Le lys rouge
de Anatole France

critiqué par Opalescente, le 3 juillet 2012
( - 42 ans)


La note:  étoiles
Un amour qui dévore et détruit
Thérèse est riche, jeune et belle, mais elle s'ennuie dans un mariage de raison qui ne lui offre pas grande distraction. Pour tuer le temps plus que par véritable passion elle prendra un amant, Robert Le Ménil, et s'en suivra une liaison sans histoire qu'un élément apparemment anodin viendra remettre en cause : une chasse au renard à laquelle Monsieur participera et qui le tiendra éloigné d'elle pendant un long laps de temps. Offensée de ne pas être la priorité de son amant, Thérèse décide de prendre ses distances et de partir en Italie chez une amie. L'Italie lui permettra de rencontrer l'Amour avec son pendant destructeur : la jalousie.

Une histoire classique opposant la passion dévastatrice à un amour plus raisonnable mais ennuyeux. L'écriture de France est élégante et délicate, et parfaitement adaptée pour décrire un homme qu'une jalousie insensée obsède et qui met en péril une relation qui pourrait être heureuse. Thérèse, impuissante, regarde son amant les détruire...

Ce roman, écho de la liaison d'Anatole France avec Mme de Caillavet, ne semble plus avoir les faveurs du public aujourd'hui. C'est dommage car il est pourtant de très bonne facture et devrait être lu par ceux qui aiment à la fois les belles lettres et les peintures réalistes des méfaits de la jalousie et d'une trop grande passion!
Histoire d'amour dans un milieu mondain 9 étoiles

Thérèse est mariée à M.Martin-Bellème, homme politique qui côtoie les hautes sphères de la société. Elle s'ennuie avec son époux et entame une relation amoureuse avec Robert Le Ménil, ce qui lui permet d'échapper à la routine. Cette relation n'est pas vraiment passionnelle, c'est surtout un divertissement.

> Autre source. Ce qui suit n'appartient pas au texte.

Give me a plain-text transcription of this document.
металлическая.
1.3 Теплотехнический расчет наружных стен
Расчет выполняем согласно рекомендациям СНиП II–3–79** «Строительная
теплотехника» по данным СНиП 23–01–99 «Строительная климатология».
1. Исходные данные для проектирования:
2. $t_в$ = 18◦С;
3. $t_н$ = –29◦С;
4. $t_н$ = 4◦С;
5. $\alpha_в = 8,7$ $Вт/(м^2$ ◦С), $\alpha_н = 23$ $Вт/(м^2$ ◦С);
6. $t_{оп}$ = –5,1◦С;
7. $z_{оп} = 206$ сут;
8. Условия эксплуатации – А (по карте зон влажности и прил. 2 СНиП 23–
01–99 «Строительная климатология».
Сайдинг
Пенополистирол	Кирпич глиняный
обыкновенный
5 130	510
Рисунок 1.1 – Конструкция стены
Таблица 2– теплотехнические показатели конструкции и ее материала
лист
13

Une troisième figure masculine aura son importance dans ce roman, le sculpteur Jacques Dechartre qui saura éveiller Thérèse à l'amour ...
Thérèse décide de partir à Florence chez une amie poétesse, Vivian Bell. Le poète Choulette retrouvera aussi ce petit monde en Italie.

Anatole France était admiré par Marcel Proust et ce roman était très apprécié de Joseph Conrad, on ne peut pourtant pas dire que ce texte soit reconnu aujourd'hui à sa juste valeur. Je n'en avais même jamais entendu parler avant de m'y intéresser par le plus grand des hasards. Cette peinture de l'amour est saisissante. Anatole France, qui s'est largement inspiré de sa relation avec Mme de Caillavet, décrit avec justesse une relation amoureuse et la jalousie qui parfois ponctue une liaison. De plus cette relation est singulière car elle se doit d'être secrète puisqu'elle est adultérine. L'Italie sera le théâtre idéal pour laisser germer cette relation. Florence possède l'un des plus beaux patrimoines, pourtant l'amour que Thérèse porte à Jacques semble éclipser tout le reste. Cette parenthèse semble lui insuffler la vitalité qu'elle n'avait plus depuis des années.

Dans ce roman, Anatole France dépeint de nombreuses scènes de repas, ou bien des discussions dans des salons dans lesquels il est question de politique et d'art. Ces passages sont vraiment agréables à lire. Ils sont stimulants et permettent de mieux connaître les personnages par leur position sur plusieurs sujets. Ces dialogues peuvent rappeler lointainement certaines discussions dans les romans de Proust. La figure de Choulette est particulièrement intéressante et divertissante. Ce personnage est inspiré en partie de Paul Verlaine. Donc Choulette apporte une certaine originalité et a une perception du réel originale parfois. Vivian Bell, poétesse elle aussi, apporte un regard d'artiste sur la vie, l'amour et la ville de Florence. La relation qui unit le lecteur à un roman est aussi évoquée et la réflexion amorcée est intéressante. Les discussions sur la littérature et l'art enrichissent le roman et donnent une épaisseur à ce roman qui ne se borne pas qu'à représenter une histoire d'amour.

Le roman est agréable à lire. L'écriture de facture classique sait séduire le lecteur par ses images poétiques et par sa capacité à décrire les lieux et les émotions. Le roman est ancré dans une époque précise et l'Histoire n'est pas absente et permet de contextualiser et de photographier une époque. Thérèse, malgré les conventions, a quelque chose de moderne et pourra toucher un lectorat contemporain, tout comme Jacques qui se retrouve confronté à une situation finale, qui n'est malheureusement pas unique. "Le Lys rouge" est un roman qui possède les germes du roman classique tout en abordant certaines situations universelles.